The class 1A schools would include those 69 schools which currently have an enrollment of approximately 150 to 350 students. Schools such as Castle Rock, White Salmon, Stevenson, and Ilwaco would be among those schools qualifying to be 1A in size. Some of those schools, Castle Rock for example, could be "on the bubble" between 1A and 2A in classification.

In the two local high school areas, Naselle and Ilwaco, served by the Chinook Observer, there will be little, if any, change for the Naselle High School activity programs. Naselle, with its projected enrollment of 82 students for the 2002-04 classification years, would continue to fall solidly into the middle of the Class B category, if either amendment passes.

However, there could be a significant change for the Ilwaco High School activity programs. Ilwaco could, again, fall into the 1A class for competition with its projected enrollment of 302 students for the 2002-04 classification years.
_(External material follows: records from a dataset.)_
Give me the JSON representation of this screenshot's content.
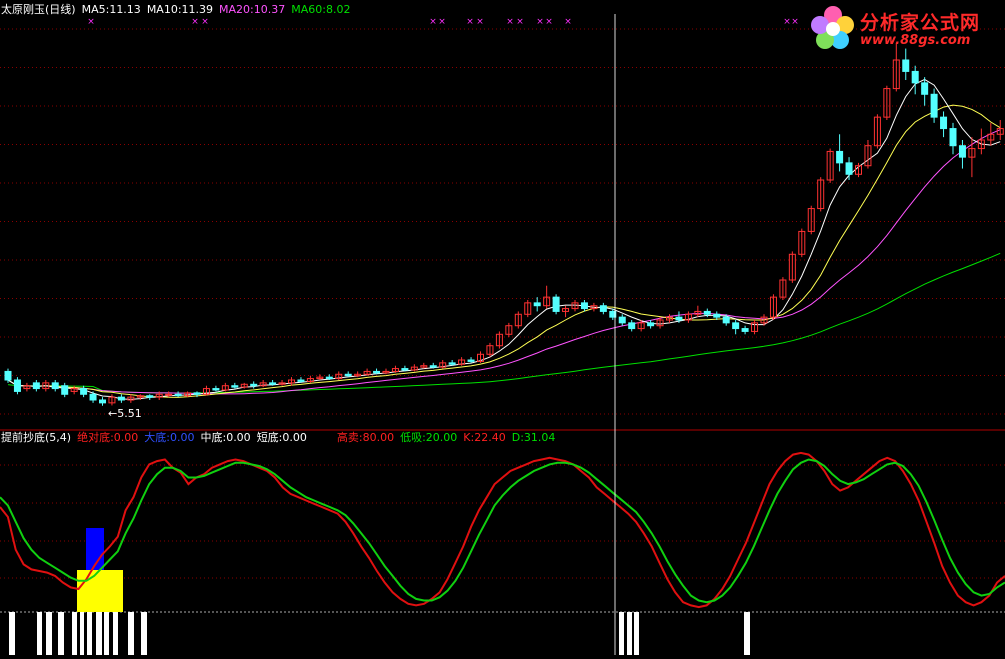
{
  "main_header": {
    "title": "太原刚玉(日线)",
    "ma5": "MA5:11.13",
    "ma10": "MA10:11.39",
    "ma20": "MA20:10.37",
    "ma60": "MA60:8.02"
  },
  "indicator_header": {
    "name": "提前抄底(5,4)",
    "jue_dui_di": "绝对底:0.00",
    "da_di": "大底:0.00",
    "zhong_di": "中底:0.00",
    "duan_di": "短底:0.00",
    "gao_mai": "高卖:80.00",
    "di_xi": "低吸:20.00",
    "k": "K:22.40",
    "d": "D:31.04"
  },
  "low_annotation": "←5.51",
  "logo": {
    "text": "分析家公式网",
    "url": "www.88gs.com",
    "icon": "flower-logo-icon"
  },
  "colors": {
    "up": "#ff3232",
    "down": "#54ffff",
    "ma5": "#ffffff",
    "ma10": "#ffff54",
    "ma20": "#ff54ff",
    "ma60": "#00e000",
    "k": "#e01010",
    "d": "#10d010",
    "signal": "#ff30ff",
    "bar_yellow": "#ffff00",
    "bar_blue": "#0000ff"
  },
  "chart_data": [
    {
      "type": "candlestick",
      "title": "太原刚玉(日线)",
      "series": [
        {
          "name": "MA5",
          "last": 11.13
        },
        {
          "name": "MA10",
          "last": 11.39
        },
        {
          "name": "MA20",
          "last": 10.37
        },
        {
          "name": "MA60",
          "last": 8.02
        }
      ],
      "min_price_label": 5.51,
      "candles": [
        [
          0,
          6.7,
          6.4,
          6.8,
          6.3
        ],
        [
          1,
          6.4,
          6.0,
          6.5,
          5.9
        ],
        [
          2,
          6.1,
          6.2,
          6.3,
          6.0
        ],
        [
          3,
          6.3,
          6.1,
          6.4,
          6.0
        ],
        [
          4,
          6.1,
          6.3,
          6.4,
          6.0
        ],
        [
          5,
          6.3,
          6.1,
          6.4,
          6.0
        ],
        [
          6,
          6.2,
          5.9,
          6.3,
          5.8
        ],
        [
          7,
          6.0,
          6.1,
          6.2,
          5.9
        ],
        [
          8,
          6.1,
          5.9,
          6.2,
          5.8
        ],
        [
          9,
          5.9,
          5.7,
          6.0,
          5.6
        ],
        [
          10,
          5.7,
          5.6,
          5.8,
          5.5
        ],
        [
          11,
          5.6,
          5.8,
          5.9,
          5.51
        ],
        [
          12,
          5.8,
          5.7,
          5.9,
          5.6
        ],
        [
          13,
          5.7,
          5.8,
          5.9,
          5.6
        ],
        [
          14,
          5.8,
          5.85,
          5.9,
          5.7
        ],
        [
          15,
          5.85,
          5.8,
          5.9,
          5.7
        ],
        [
          16,
          5.8,
          5.9,
          6.0,
          5.7
        ],
        [
          17,
          5.9,
          5.9,
          6.0,
          5.8
        ],
        [
          18,
          5.9,
          5.85,
          6.0,
          5.8
        ],
        [
          19,
          5.85,
          5.95,
          6.0,
          5.8
        ],
        [
          20,
          5.95,
          5.9,
          6.0,
          5.8
        ],
        [
          21,
          5.9,
          6.1,
          6.2,
          5.85
        ],
        [
          22,
          6.1,
          6.05,
          6.2,
          6.0
        ],
        [
          23,
          6.05,
          6.2,
          6.3,
          6.0
        ],
        [
          24,
          6.2,
          6.15,
          6.3,
          6.1
        ],
        [
          25,
          6.15,
          6.25,
          6.3,
          6.1
        ],
        [
          26,
          6.25,
          6.2,
          6.35,
          6.1
        ],
        [
          27,
          6.2,
          6.3,
          6.4,
          6.15
        ],
        [
          28,
          6.3,
          6.25,
          6.4,
          6.2
        ],
        [
          29,
          6.25,
          6.3,
          6.4,
          6.2
        ],
        [
          30,
          6.3,
          6.4,
          6.5,
          6.2
        ],
        [
          31,
          6.4,
          6.35,
          6.5,
          6.3
        ],
        [
          32,
          6.35,
          6.45,
          6.55,
          6.3
        ],
        [
          33,
          6.45,
          6.5,
          6.6,
          6.4
        ],
        [
          34,
          6.5,
          6.45,
          6.6,
          6.4
        ],
        [
          35,
          6.45,
          6.6,
          6.7,
          6.4
        ],
        [
          36,
          6.6,
          6.55,
          6.7,
          6.5
        ],
        [
          37,
          6.55,
          6.6,
          6.7,
          6.5
        ],
        [
          38,
          6.6,
          6.7,
          6.8,
          6.55
        ],
        [
          39,
          6.7,
          6.65,
          6.8,
          6.6
        ],
        [
          40,
          6.65,
          6.7,
          6.8,
          6.6
        ],
        [
          41,
          6.7,
          6.8,
          6.9,
          6.65
        ],
        [
          42,
          6.8,
          6.75,
          6.9,
          6.7
        ],
        [
          43,
          6.75,
          6.85,
          6.95,
          6.7
        ],
        [
          44,
          6.85,
          6.9,
          7.0,
          6.8
        ],
        [
          45,
          6.9,
          6.85,
          7.0,
          6.8
        ],
        [
          46,
          6.85,
          7.0,
          7.1,
          6.8
        ],
        [
          47,
          7.0,
          6.95,
          7.1,
          6.9
        ],
        [
          48,
          6.95,
          7.1,
          7.2,
          6.9
        ],
        [
          49,
          7.1,
          7.05,
          7.2,
          7.0
        ],
        [
          50,
          7.05,
          7.3,
          7.4,
          7.0
        ],
        [
          51,
          7.3,
          7.6,
          7.7,
          7.2
        ],
        [
          52,
          7.6,
          8.0,
          8.1,
          7.5
        ],
        [
          53,
          8.0,
          8.3,
          8.4,
          7.9
        ],
        [
          54,
          8.3,
          8.7,
          8.8,
          8.2
        ],
        [
          55,
          8.7,
          9.1,
          9.2,
          8.6
        ],
        [
          56,
          9.1,
          9.0,
          9.3,
          8.8
        ],
        [
          57,
          9.0,
          9.3,
          9.7,
          8.9
        ],
        [
          58,
          9.3,
          8.8,
          9.4,
          8.7
        ],
        [
          59,
          8.8,
          8.9,
          9.0,
          8.6
        ],
        [
          60,
          8.9,
          9.1,
          9.2,
          8.8
        ],
        [
          61,
          9.1,
          8.9,
          9.2,
          8.8
        ],
        [
          62,
          8.9,
          9.0,
          9.1,
          8.8
        ],
        [
          63,
          9.0,
          8.8,
          9.1,
          8.7
        ],
        [
          64,
          8.8,
          8.6,
          8.9,
          8.5
        ],
        [
          65,
          8.6,
          8.4,
          8.7,
          8.3
        ],
        [
          66,
          8.4,
          8.2,
          8.5,
          8.1
        ],
        [
          67,
          8.2,
          8.4,
          8.5,
          8.1
        ],
        [
          68,
          8.4,
          8.3,
          8.5,
          8.2
        ],
        [
          69,
          8.3,
          8.5,
          8.6,
          8.2
        ],
        [
          70,
          8.5,
          8.6,
          8.7,
          8.4
        ],
        [
          71,
          8.6,
          8.5,
          8.8,
          8.4
        ],
        [
          72,
          8.5,
          8.7,
          8.8,
          8.4
        ],
        [
          73,
          8.7,
          8.8,
          9.0,
          8.6
        ],
        [
          74,
          8.8,
          8.7,
          8.9,
          8.6
        ],
        [
          75,
          8.7,
          8.6,
          8.8,
          8.5
        ],
        [
          76,
          8.6,
          8.4,
          8.7,
          8.3
        ],
        [
          77,
          8.4,
          8.2,
          8.5,
          8.0
        ],
        [
          78,
          8.2,
          8.1,
          8.3,
          8.0
        ],
        [
          79,
          8.1,
          8.4,
          8.5,
          8.0
        ],
        [
          80,
          8.4,
          8.6,
          8.7,
          8.3
        ],
        [
          81,
          8.6,
          9.3,
          9.4,
          8.5
        ],
        [
          82,
          9.3,
          9.9,
          10.0,
          9.2
        ],
        [
          83,
          9.9,
          10.8,
          10.9,
          9.8
        ],
        [
          84,
          10.8,
          11.6,
          11.7,
          10.7
        ],
        [
          85,
          11.6,
          12.4,
          12.5,
          11.5
        ],
        [
          86,
          12.4,
          13.4,
          13.5,
          12.3
        ],
        [
          87,
          13.4,
          14.4,
          14.5,
          13.3
        ],
        [
          88,
          14.4,
          14.0,
          15.0,
          13.7
        ],
        [
          89,
          14.0,
          13.6,
          14.2,
          13.4
        ],
        [
          90,
          13.6,
          13.9,
          14.0,
          13.5
        ],
        [
          91,
          13.9,
          14.6,
          14.8,
          13.8
        ],
        [
          92,
          14.6,
          15.6,
          15.7,
          14.5
        ],
        [
          93,
          15.6,
          16.6,
          16.7,
          15.5
        ],
        [
          94,
          16.6,
          17.6,
          18.2,
          16.5
        ],
        [
          95,
          17.6,
          17.2,
          18.0,
          16.9
        ],
        [
          96,
          17.2,
          16.8,
          17.4,
          16.4
        ],
        [
          97,
          16.8,
          16.4,
          17.0,
          16.0
        ],
        [
          98,
          16.4,
          15.6,
          16.6,
          15.4
        ],
        [
          99,
          15.6,
          15.2,
          15.8,
          14.9
        ],
        [
          100,
          15.2,
          14.6,
          15.4,
          14.3
        ],
        [
          101,
          14.6,
          14.2,
          14.8,
          13.8
        ],
        [
          102,
          14.2,
          14.5,
          14.9,
          13.5
        ],
        [
          103,
          14.5,
          14.8,
          15.2,
          14.3
        ],
        [
          104,
          14.8,
          15.0,
          15.4,
          14.6
        ],
        [
          105,
          15.0,
          15.2,
          15.5,
          14.8
        ]
      ]
    },
    {
      "type": "line",
      "title": "提前抄底(5,4)",
      "series": [
        {
          "name": "K",
          "last": 22.4,
          "values": [
            64,
            58,
            38,
            29,
            26,
            25,
            24,
            22,
            18,
            15,
            14,
            20,
            28,
            35,
            40,
            46,
            62,
            70,
            82,
            90,
            92,
            93,
            88,
            85,
            78,
            82,
            84,
            88,
            90,
            92,
            93,
            92,
            90,
            88,
            86,
            82,
            76,
            72,
            70,
            68,
            66,
            64,
            62,
            60,
            55,
            48,
            40,
            33,
            25,
            18,
            12,
            8,
            5,
            4,
            5,
            8,
            12,
            20,
            30,
            40,
            52,
            62,
            70,
            78,
            82,
            86,
            88,
            90,
            92,
            93,
            94,
            93,
            92,
            90,
            86,
            82,
            76,
            72,
            68,
            64,
            60,
            55,
            48,
            40,
            30,
            20,
            12,
            6,
            4,
            3,
            4,
            8,
            14,
            22,
            32,
            42,
            54,
            66,
            78,
            86,
            92,
            96,
            97,
            96,
            92,
            86,
            78,
            74,
            76,
            80,
            84,
            88,
            92,
            94,
            92,
            86,
            78,
            68,
            55,
            42,
            28,
            18,
            10,
            6,
            4,
            6,
            10,
            18,
            22
          ]
        },
        {
          "name": "D",
          "last": 31.04,
          "values": [
            70,
            65,
            55,
            45,
            38,
            33,
            30,
            27,
            24,
            21,
            19,
            19,
            22,
            27,
            32,
            37,
            48,
            57,
            68,
            78,
            84,
            88,
            88,
            86,
            82,
            82,
            83,
            85,
            87,
            89,
            91,
            91,
            90,
            89,
            87,
            84,
            80,
            76,
            73,
            70,
            68,
            66,
            64,
            62,
            59,
            54,
            48,
            42,
            35,
            28,
            22,
            16,
            11,
            8,
            7,
            7,
            9,
            13,
            19,
            27,
            37,
            47,
            56,
            65,
            71,
            76,
            80,
            83,
            86,
            88,
            90,
            91,
            91,
            90,
            88,
            85,
            81,
            77,
            73,
            69,
            65,
            61,
            55,
            48,
            40,
            31,
            23,
            16,
            10,
            7,
            6,
            7,
            10,
            15,
            22,
            30,
            40,
            51,
            62,
            72,
            80,
            87,
            91,
            93,
            92,
            89,
            84,
            80,
            78,
            79,
            81,
            84,
            87,
            90,
            91,
            89,
            84,
            77,
            67,
            56,
            44,
            33,
            24,
            17,
            12,
            10,
            11,
            15,
            18
          ]
        }
      ],
      "reference_lines": {
        "gao_mai": 80.0,
        "di_xi": 20.0
      }
    }
  ]
}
The present count, which shows Ilwaco to be one of the smallest 2A schools would place it "down the ladder" several places with approximately nine or 10 schools above it in the newly configured 1A class, if the initial proposal passes.

That is not true, however, if the second proposal passes. Ilwaco would be in about the same class where they currently are. That amendment would place them near the bottom of the 2A class in size.

Craig Smith, in a column entitled Sideline Smitty in the Feb. 14, 2003 Seattle Times, states, "Arguments for the proposals are: 1) The number of schools in each classification would be more balanced, giving all schools an equal chance for post season play; 2) The elimination of enrollment classifications would reduce the temptation to manipulate enrollment counts; 3) With more schools in 1A and 2A classifications, some current eight-team tournaments could expand to 16-team events.

"If adopted, one likely consequence could be the creation of more multi-classification leagues. That could lead to some interesting decisions. For example, the Seattle School District would have to decide whether it wanted to withdraw the four current 4A Seattle schools from the KingCo Conference and reinstate them in the 3A Metro League," Smith concludes.

Meyerhoff gave the opinion that one or both of the amendments could be considered at the April 25 Representative Assembly. He felt that discussion prior to the vote may produce some changes in the proposal(s) which will be voted upon.

The proposals to change the method of classification to a percentage of the schools in the state is not being met with unbridled approval. The Pacific League of "B" schools, which includes Naselle, is one of those leagues which is not looking favorably at either proposal.

Tom Sanchez of South Bend, the President of the (Class B) Pacific League, issued the following statement:

• Pacific League voted "no" on both Amendment 12 and 13. Our rationale had four parts:

• We had originally proposed keeping the cap for "B" schools at 150 and using percentages for the rest of the classifications, but that was never really considered by the Executive Board;

• The floating cap created by percentages has the potential to force schools to move from one classification to the next one even if their enrollment drops (ex. The creation of three private schools whose enrollments are less than 100 would force the top three "B" schools in enrollment to move to the A classification);

• The clause allowing for schools to opt up will not keep the classifications "equal in number;"

• When we realigned the classifications about eight years ago, the big selling point is that one school would not be forced to play another whose enrollment is more than twice its size; this amendment would nullify that rationale.